Vascular Access

To allow continuous blood processing for PBSC collection two ports of vascular access are necessary. In adults this requires two antecubital lines. In 5-10 % of adults and most children, percutaneous antecubital large-bore access is not possible and a pheresis catheter is used instead. A veno-arterial approach, utilizing an arterial line to draw blood and a conven tional venous catheter to return it to the patient, has also been described (Takaue et al. 1995). Although there are many configurations, a pheresis catheter is generally a two-lumen catheter with offset proximal and distal ports and side holes along the tip of the catheter. This offset configuration minimizes mixing of processed and unprocessed blood and maximizes the efficiency of the collection. Since apheresis machines can draw 70 cc per min, conventional Broviac-type catheters can be difficult for patients <35 kg,be-cause the lumen collapses under the negative pressure used to draw blood at 2 ml/kg min-1. A pheresis catheter is designed to allow faster draw rates using a combination of larger lumen size, shorter catheter length, and stiffer walls.
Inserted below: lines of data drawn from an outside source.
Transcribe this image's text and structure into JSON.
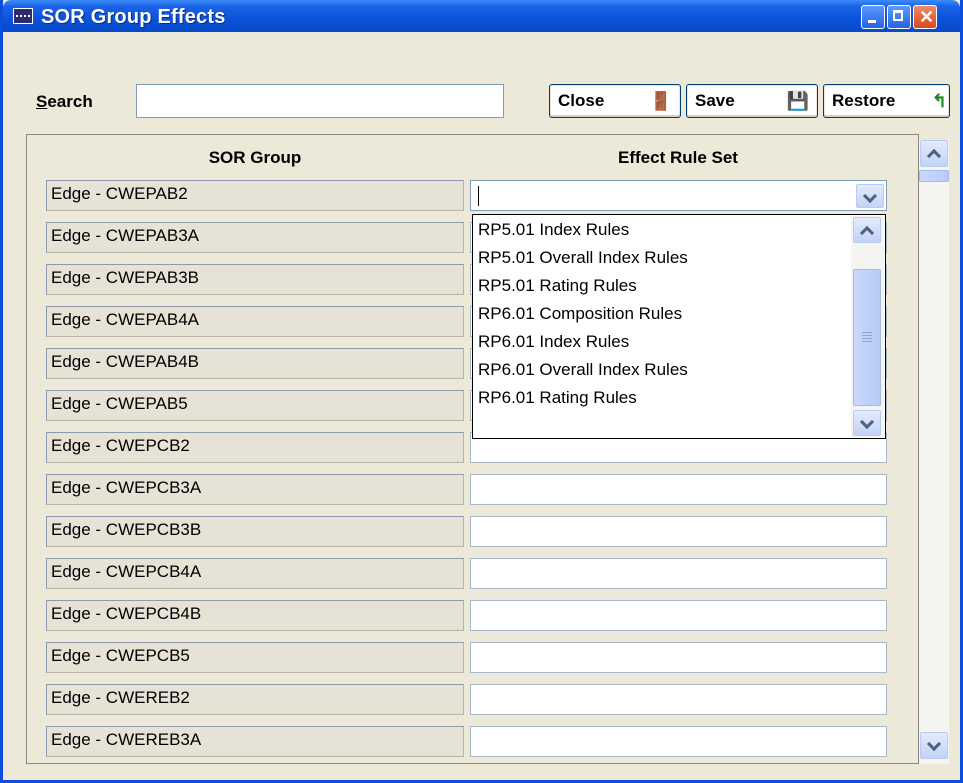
{
  "window": {
    "title": "SOR Group Effects"
  },
  "toolbar": {
    "search_label_accel": "S",
    "search_label_rest": "earch",
    "search_value": "",
    "close_label": "Close",
    "save_label": "Save",
    "restore_label": "Restore"
  },
  "grid": {
    "headers": {
      "group": "SOR Group",
      "rule_set": "Effect Rule Set"
    },
    "rows": [
      {
        "group": "Edge - CWEPAB2",
        "rule_set": ""
      },
      {
        "group": "Edge - CWEPAB3A",
        "rule_set": ""
      },
      {
        "group": "Edge - CWEPAB3B",
        "rule_set": ""
      },
      {
        "group": "Edge - CWEPAB4A",
        "rule_set": ""
      },
      {
        "group": "Edge - CWEPAB4B",
        "rule_set": ""
      },
      {
        "group": "Edge - CWEPAB5",
        "rule_set": ""
      },
      {
        "group": "Edge - CWEPCB2",
        "rule_set": ""
      },
      {
        "group": "Edge - CWEPCB3A",
        "rule_set": ""
      },
      {
        "group": "Edge - CWEPCB3B",
        "rule_set": ""
      },
      {
        "group": "Edge - CWEPCB4A",
        "rule_set": ""
      },
      {
        "group": "Edge - CWEPCB4B",
        "rule_set": ""
      },
      {
        "group": "Edge - CWEPCB5",
        "rule_set": ""
      },
      {
        "group": "Edge - CWEREB2",
        "rule_set": ""
      },
      {
        "group": "Edge - CWEREB3A",
        "rule_set": ""
      }
    ]
  },
  "dropdown": {
    "options": [
      "RP5.01 Index Rules",
      "RP5.01 Overall Index Rules",
      "RP5.01 Rating Rules",
      "RP6.01 Composition Rules",
      "RP6.01 Index Rules",
      "RP6.01 Overall Index Rules",
      "RP6.01 Rating Rules"
    ]
  },
  "icons": {
    "app": "grid-app-icon",
    "close": "door-exit-icon",
    "save": "save-disk-icon",
    "restore": "green-return-arrow-icon"
  },
  "colors": {
    "titlebar": "#0A52D8",
    "face": "#ECE9D8",
    "cell_gray": "#E6E2D6"
  }
}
Pheresis catheters are available both for temporary and tunneled insertion. Small patients (approx. 10-30 kg) may require an 8 F cuffed tunneled pheresis catheter (MedComp). Smaller patients may require femoral line placement. The concern in smaller patients is threefold: (a) the risk of partial or complete vessel occlusion with the catheter; (b) the risk of vessel erosion and perforation, which may be greater with stiffer catheters in small vessels (Welch et al. 1997); and (c) the difficulty in placing an offset catheter in a short vessel where, if the proximal port is in adequate position, the distal port may be too far advanced. Femoral catheters are short, allowing faster collect rates for a given diameter; however, a patient with a percutaneous nontunneled femoral catheter cannot walk, necessitating admission to the hospital for what is otherwise an outpatient procedure. Also, the perceived risk of complication (especially infection) with a femoral catheter is higher (Merrer et al. 2001). For both of these reasons, femoral catheters are generally only placed temporarily, except in unusual circumstances (Chow et al. 2001). Another approach used at some institutions is to place a single lumen 7F Broviac-type central venous catheter on the opposite side of the patient's existing double lumen catheter. The single lumen line is then used as the draw line and the smaller double lumen catheter is used as the return line.